La corrupción y la inseguridad continúan siendo los temas que más preocupan a los mexicanos, revelan las estadísticas publicadas por el Instituto Nacional de Estadística y Geografía (Inegi) en el marco del Día Internacional Contra la Corrupción, que se celebra este viernes, como cada 9 de diciembre.

En el caso de Puebla, Inegi destaca que durante 2015, 83.7 de los adultos encuestados, es decir, 8 de cada 10, percibe como "frecuente" y "muy frecuente" los actos de corrupción en el estado; la cifra es ligeramente menor a la registrada hace tres años, cuando 9 de cada 10 poblanos consideraban la práctica como regla.

Durante 2015, la mayoría de la población -casi 8 de cada 10 adultos- percibió que la corrupción se da con mayor frecuencia en las instituciones públicas, “siendo los cuerpos policiacos y los partidos políticos considerados como los organismos más corruptos. En contraste, en los círculos de convivencia cercanos a las personas, como la familia o los vecinos, la corrupción se percibió como un problema que se manifiesta con menos frecuencia”.

La Encuesta Nacional de Calidad e Impacto Gubernamental 2015 señala que durante 2015 hubo 12 mil 266 víctimas de corrupción en Puebla y una incidencia de 28 mil 296 personas, quienes experimentaron al menos un acto de este tipo cuando realizaron un trámite, pago, o solicitud de servicio ante algún servidor público.

¿Dónde se genera la corrupción?

En primer lugar, los ciudadanos señalan que el contacto con las autoridades de seguridad pública es el momento cuando más mochadas se presentan.

Después, las prebendas más comunes se registraron al realizar algún trámite ante el Ministerio Público, para abrir una empresa, ante juzgados o tribunales, vehiculares, municipales, pago de tenencia, créditos de vivienda, ante el Registro Civil, pasaporte, así como en los servicios de luz, agua y predial.

A ellos les pega más

A nivel nacional, se destaca que los hombres tuvieron una mayor percepción de la corrupción que las mujeres.

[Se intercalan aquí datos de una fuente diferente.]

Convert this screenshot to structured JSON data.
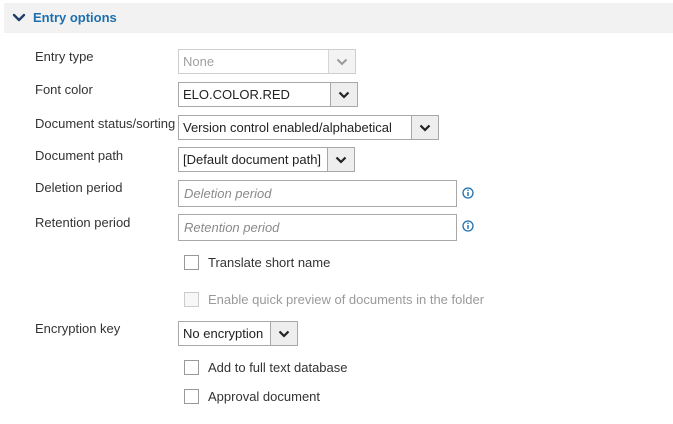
{
  "section": {
    "title": "Entry options"
  },
  "fields": {
    "entry_type": {
      "label": "Entry type",
      "value": "None"
    },
    "font_color": {
      "label": "Font color",
      "value": "ELO.COLOR.RED"
    },
    "document_status": {
      "label": "Document status/sorting",
      "value": "Version control enabled/alphabetical"
    },
    "document_path": {
      "label": "Document path",
      "value": "[Default document path]"
    },
    "deletion_period": {
      "label": "Deletion period",
      "placeholder": "Deletion period"
    },
    "retention_period": {
      "label": "Retention period",
      "placeholder": "Retention period"
    },
    "encryption_key": {
      "label": "Encryption key",
      "value": "No encryption"
    }
  },
  "checkboxes": {
    "translate_short_name": {
      "label": "Translate short name",
      "checked": false
    },
    "quick_preview": {
      "label": "Enable quick preview of documents in the folder",
      "checked": false,
      "disabled": true
    },
    "full_text": {
      "label": "Add to full text database",
      "checked": false
    },
    "approval": {
      "label": "Approval document",
      "checked": false
    }
  },
  "colors": {
    "accent": "#1f6fae",
    "header_bg": "#f2f2f2",
    "info_icon": "#1f6fae"
  },
  "icons": {
    "section_toggle": "chevron-down-icon",
    "dropdown": "chevron-down-icon",
    "info": "info-icon"
  }
}
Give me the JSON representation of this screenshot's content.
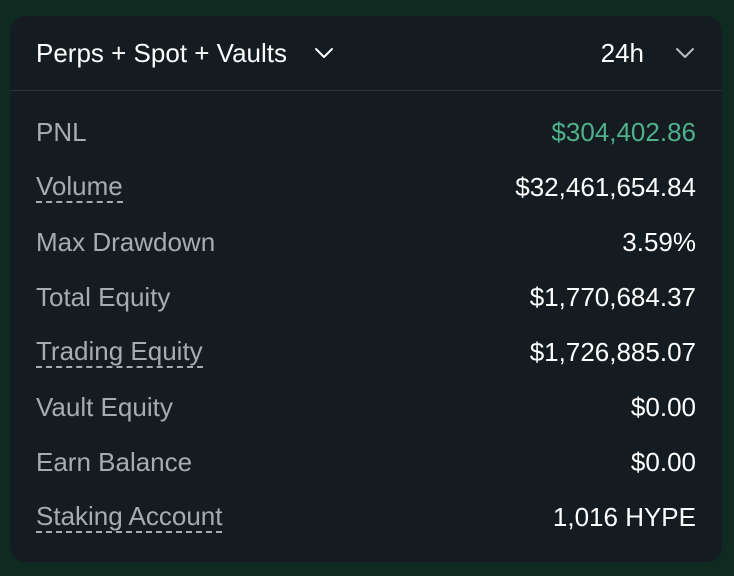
{
  "header": {
    "scope_selector": "Perps + Spot + Vaults",
    "period_selector": "24h"
  },
  "colors": {
    "positive": "#4fb08a",
    "card_bg": "#141c22",
    "label": "#a6adb1",
    "value": "#ffffff"
  },
  "rows": [
    {
      "label": "PNL",
      "value": "$304,402.86"
    },
    {
      "label": "Volume",
      "value": "$32,461,654.84"
    },
    {
      "label": "Max Drawdown",
      "value": "3.59%"
    },
    {
      "label": "Total Equity",
      "value": "$1,770,684.37"
    },
    {
      "label": "Trading Equity",
      "value": "$1,726,885.07"
    },
    {
      "label": "Vault Equity",
      "value": "$0.00"
    },
    {
      "label": "Earn Balance",
      "value": "$0.00"
    },
    {
      "label": "Staking Account",
      "value": "1,016 HYPE"
    }
  ]
}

En 2015, 20.5 % de los hombres de 18 años que realizó un trámite, pago, solicitud de servicio o tuvo cualquier contacto presencial con un servidor público manifestó haber experimentado al menos un acto de corrupción. Esta cifra fue superior a las mujeres, donde solo 9.3 % de ellas fue víctima.

Si bien de 2013 a 2015 se observó un repunte en el número de víctimas en ambos grupos demográficos, en los hombres hubo incremento mayor en la proporción de víctimas en ese periodo en 3.2 puntos porcentuales”, refiere INEGI.

Pérdida de tiempo y falta de confianza

Las dos razones principales por las cuales 93.3 % del total de víctimas de corrupción no denunció los hechos, fue la pérdida de tiempo para interponer las quejas ante la contraloría, el Ministerio Público o en el buzón de denuncias de la dependencia involucrada y la falta de confianza en las autoridades para aplicar sanciones.

La víctima consideró que no se le dará seguimiento (33.3 %); 19.0 % opinó que es una pérdida de tiempo, mientras que 14.5 % de las víctimas no denunció porque considera que la corrupción es una práctica común. Además, se deben tomar en cuenta otros factores que pudieran explicar la no denuncia, como: las normas sociales, el contexto en que el delito sucede, la falta de claridad de los mecanismos para denunciar y la confianza de la víctima en las autoridades”, señala la encuesta.

Combate a la corrupción

La encuesta también destaca que Puebla es de las entidades que sí contó con un Plan Anticorrupción y que alcanzó en su totalidad las metas y objetivos que se establecieron para 2014.

A nivel nacional, 2.5 % del total de instituciones estuvo destinada a funciones para combatir a la corrupción en 2014. Asimismo, 0.4 % de todo el personal ocupado estuvo dedicado a dichas funciones. Por entidad federativa, Querétaro fue el estado con el mayor porcentaje de trabajadores en áreas encomendadas a detectar y erradicar las prebendas, ya que por cada 100 servidores públicos de su administración, casi 3 estuvieron asignados a dicho fin. En Puebla el porcentaje fue de 1.2 servidores públicos.